Question

If the coefficient of static friction is 0.40, and the same ladder makes a 51° angle with respect to the horizontal, how far along the length of the ladder can a 57.0-kg person climb before the ladder begins to slip? The ladder is 7.5 m in length and has a mass of 21 kg.

Answer 1

To solve this problem, we apply the concepts related to the sum of forces and balance in a diagram that will be attached, in order to identify the behavior, direction and sense of the forces. The objective is to find an expression that is in terms of the mass, the angle, the coefficient of friction and the length that allows us to identify when the ladder begins to slip.

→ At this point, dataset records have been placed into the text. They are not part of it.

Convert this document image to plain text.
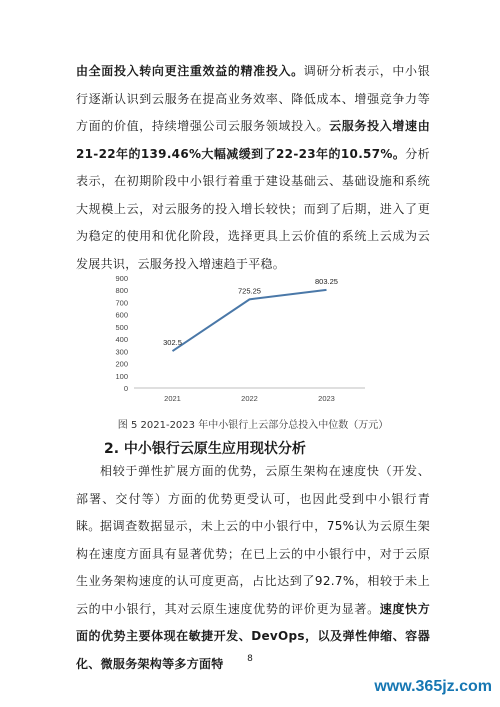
由全面投入转向更注重效益的精准投入。调研分析表示，中小银行逐渐认识到云服务在提高业务效率、降低成本、增强竞争力等方面的价值，持续增强公司云服务领域投入。云服务投入增速由21-22年的139.46%大幅减缓到了22-23年的10.57%。分析表示，在初期阶段中小银行着重于建设基础云、基础设施和系统大规模上云，对云服务的投入增长较快；而到了后期，进入了更为稳定的使用和优化阶段，选择更具上云价值的系统上云成为云发展共识，云服务投入增速趋于平稳。

0
100
200
300
400
500
600
700
800
900
2021	2022	2023
302.5
725.25
803.25

图 5 2021-2023 年中小银行上云部分总投入中位数（万元）

2. 中小银行云原生应用现状分析

相较于弹性扩展方面的优势，云原生架构在速度快（开发、部署、交付等）方面的优势更受认可，也因此受到中小银行青睐。 据调查数据显示，未上云的中小银行中，75%认为云原生架构在速度方面具有显著优势；在已上云的中小银行中，对于云原生业务架构速度的认可度更高，占比达到了92.7%，相较于未上云的中小银行，其对云原生速度优势的评价更为显著。速度快方面的优势主要体现在敏捷开发、DevOps，以及弹性伸缩、容器化、微服务架构等多方面特	8
www.365jz.com
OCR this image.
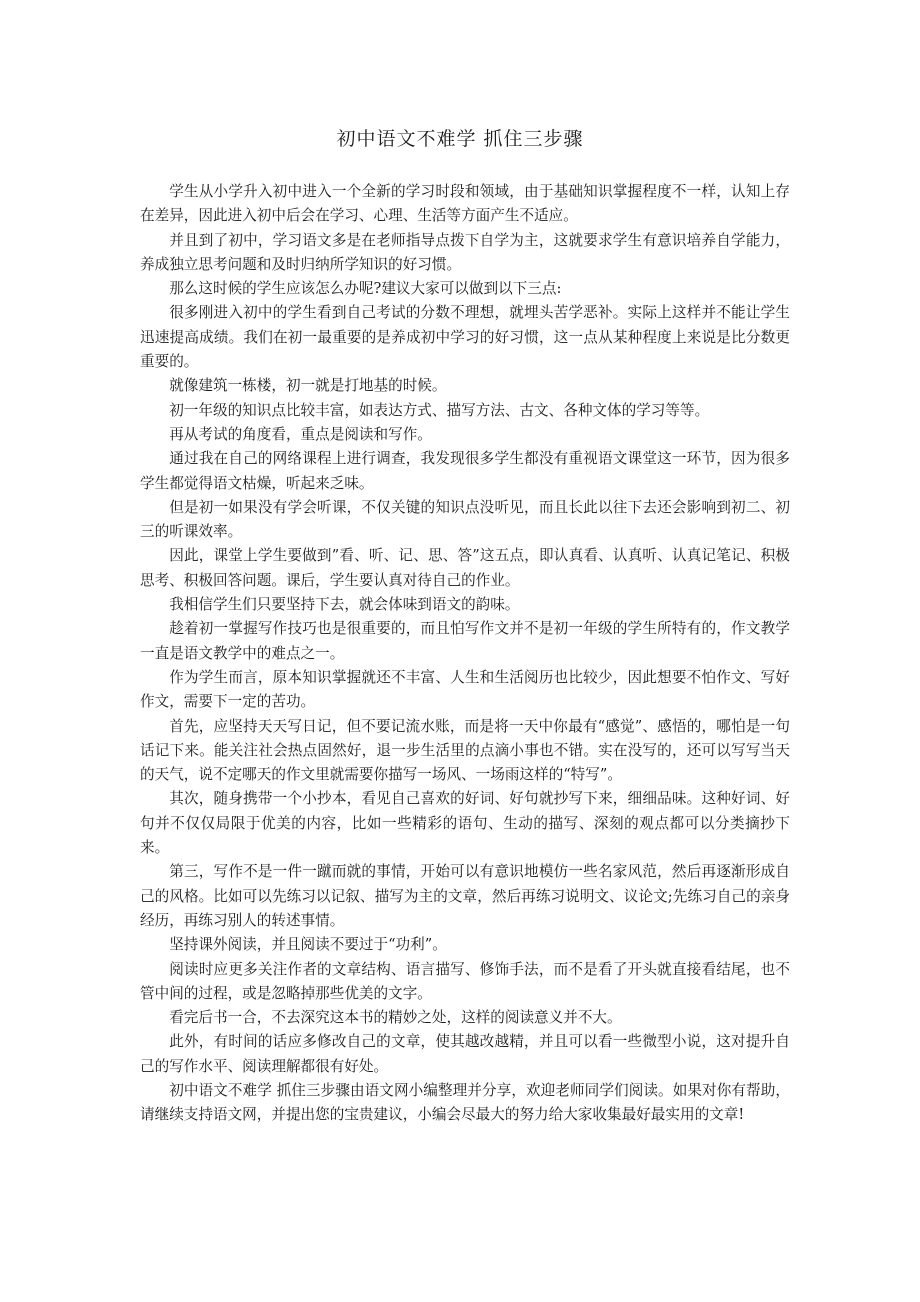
初中语文不难学 抓住三步骤

学生从小学升入初中进入一个全新的学习时段和领域，由于基础知识掌握程度不一样，认知上存在差异，因此进入初中后会在学习、心理、生活等方面产生不适应。

并且到了初中，学习语文多是在老师指导点拨下自学为主，这就要求学生有意识培养自学能力，养成独立思考问题和及时归纳所学知识的好习惯。

那么这时候的学生应该怎么办呢?建议大家可以做到以下三点:

很多刚进入初中的学生看到自己考试的分数不理想，就埋头苦学恶补。实际上这样并不能让学生迅速提高成绩。我们在初一最重要的是养成初中学习的好习惯，这一点从某种程度上来说是比分数更重要的。

就像建筑一栋楼，初一就是打地基的时候。

初一年级的知识点比较丰富，如表达方式、描写方法、古文、各种文体的学习等等。

再从考试的角度看，重点是阅读和写作。

通过我在自己的网络课程上进行调查，我发现很多学生都没有重视语文课堂这一环节，因为很多学生都觉得语文枯燥，听起来乏味。

但是初一如果没有学会听课，不仅关键的知识点没听见，而且长此以往下去还会影响到初二、初三的听课效率。

因此，课堂上学生要做到”看、听、记、思、答”这五点，即认真看、认真听、认真记笔记、积极思考、积极回答问题。课后，学生要认真对待自己的作业。

我相信学生们只要坚持下去，就会体味到语文的韵味。

趁着初一掌握写作技巧也是很重要的，而且怕写作文并不是初一年级的学生所特有的，作文教学一直是语文教学中的难点之一。

作为学生而言，原本知识掌握就还不丰富、人生和生活阅历也比较少，因此想要不怕作文、写好作文，需要下一定的苦功。

首先，应坚持天天写日记，但不要记流水账，而是将一天中你最有“感觉”、感悟的，哪怕是一句话记下来。能关注社会热点固然好，退一步生活里的点滴小事也不错。实在没写的，还可以写写当天的天气，说不定哪天的作文里就需要你描写一场风、一场雨这样的“特写”。

其次，随身携带一个小抄本，看见自己喜欢的好词、好句就抄写下来，细细品味。这种好词、好句并不仅仅局限于优美的内容，比如一些精彩的语句、生动的描写、深刻的观点都可以分类摘抄下来。

第三，写作不是一件一蹴而就的事情，开始可以有意识地模仿一些名家风范，然后再逐渐形成自己的风格。比如可以先练习以记叙、描写为主的文章，然后再练习说明文、议论文;先练习自己的亲身经历，再练习别人的转述事情。

坚持课外阅读，并且阅读不要过于“功利”。

阅读时应更多关注作者的文章结构、语言描写、修饰手法，而不是看了开头就直接看结尾，也不管中间的过程，或是忽略掉那些优美的文字。

看完后书一合，不去深究这本书的精妙之处，这样的阅读意义并不大。

此外，有时间的话应多修改自己的文章，使其越改越精，并且可以看一些微型小说，这对提升自己的写作水平、阅读理解都很有好处。

初中语文不难学 抓住三步骤由语文网小编整理并分享，欢迎老师同学们阅读。如果对你有帮助，请继续支持语文网，并提出您的宝贵建议，小编会尽最大的努力给大家收集最好最实用的文章!
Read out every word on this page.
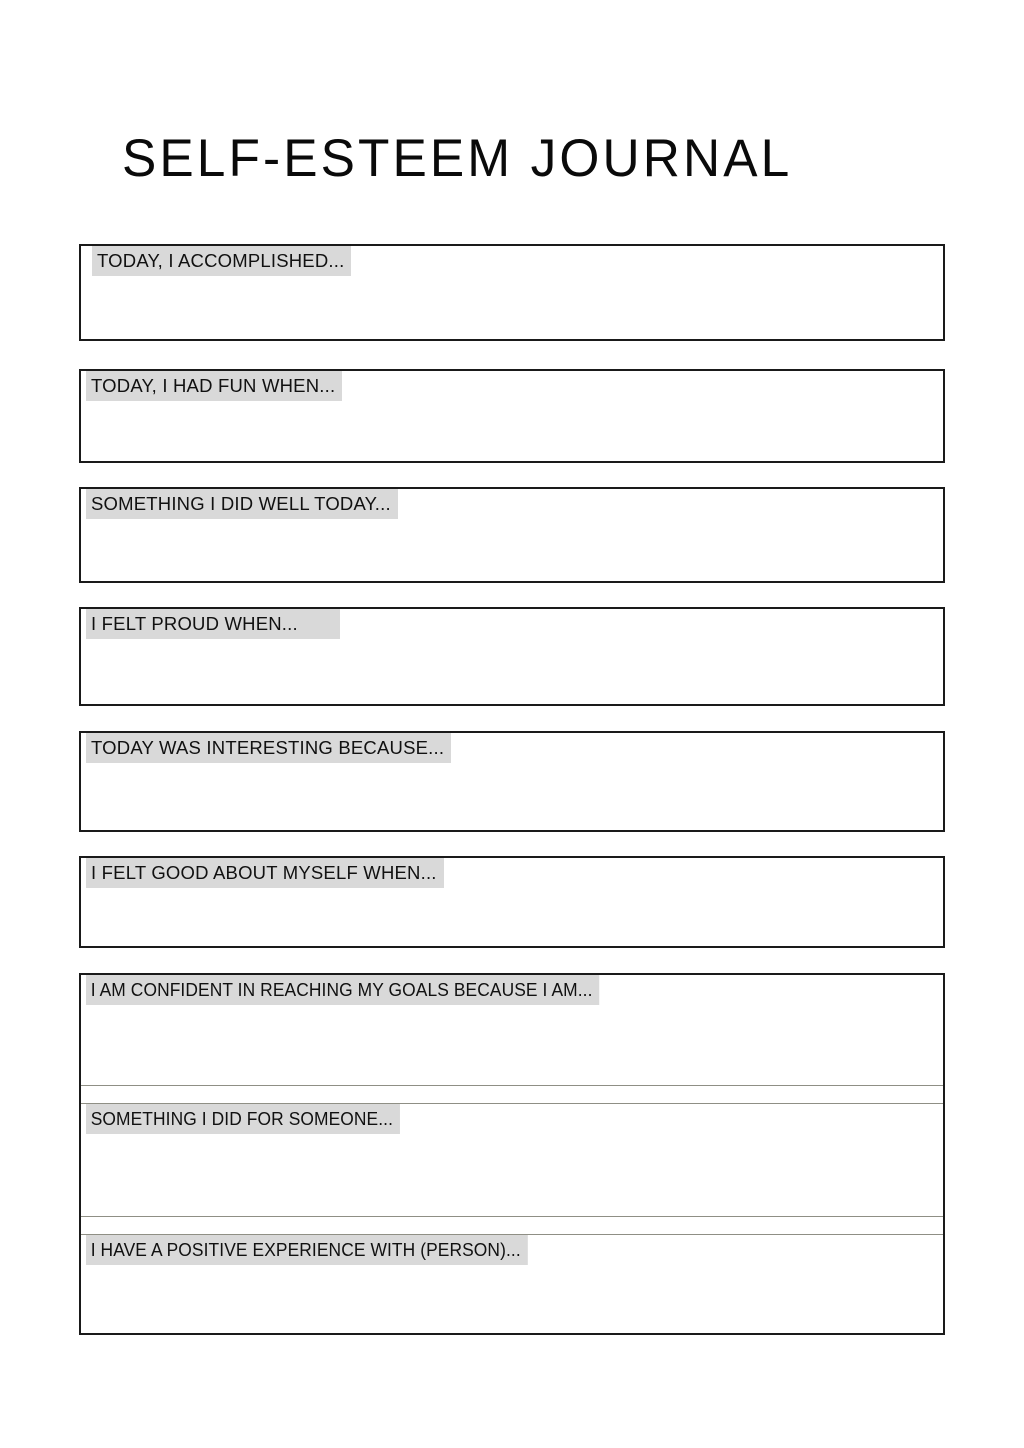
SELF-ESTEEM JOURNAL
TODAY, I ACCOMPLISHED...
TODAY, I HAD FUN WHEN...
SOMETHING I DID WELL TODAY...
I FELT PROUD WHEN...
TODAY WAS INTERESTING BECAUSE...
I FELT GOOD ABOUT MYSELF WHEN...
I AM CONFIDENT IN REACHING MY GOALS BECAUSE I AM...
SOMETHING I DID FOR SOMEONE...
I HAVE A POSITIVE EXPERIENCE WITH (PERSON)...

For equilibrium of the ladder we have,

$\sum F_x = 0$

$\sum F_y = 0$

$\sum M_o = 0$

Now we have that

$f_1 = N_2$

$N_1 = mg$

And for equilibrium of the two forces we have finally

$mgdcos\theta = N_2lsin\theta$

Rearranging to find the distance,

$d = \frac{N_2}{mg}ltan\theta$

$d = \frac{f_1}{mg}ltan\theta$

So if we have that the frictional force is equivalent to

$f_1 = \mu N_1$

$f_1 = \mu mg$

$f_1 = (0.4)(57*9.8)$

$f_1 = 223.44N$

With this value we have that

$d = \frac{(0.4)(57)(9.8)}{57*9.8}(7.5) tan(60\°)$

$d = 5.19m$

Therefore can go around to 5.19m before the ladder begins to slip.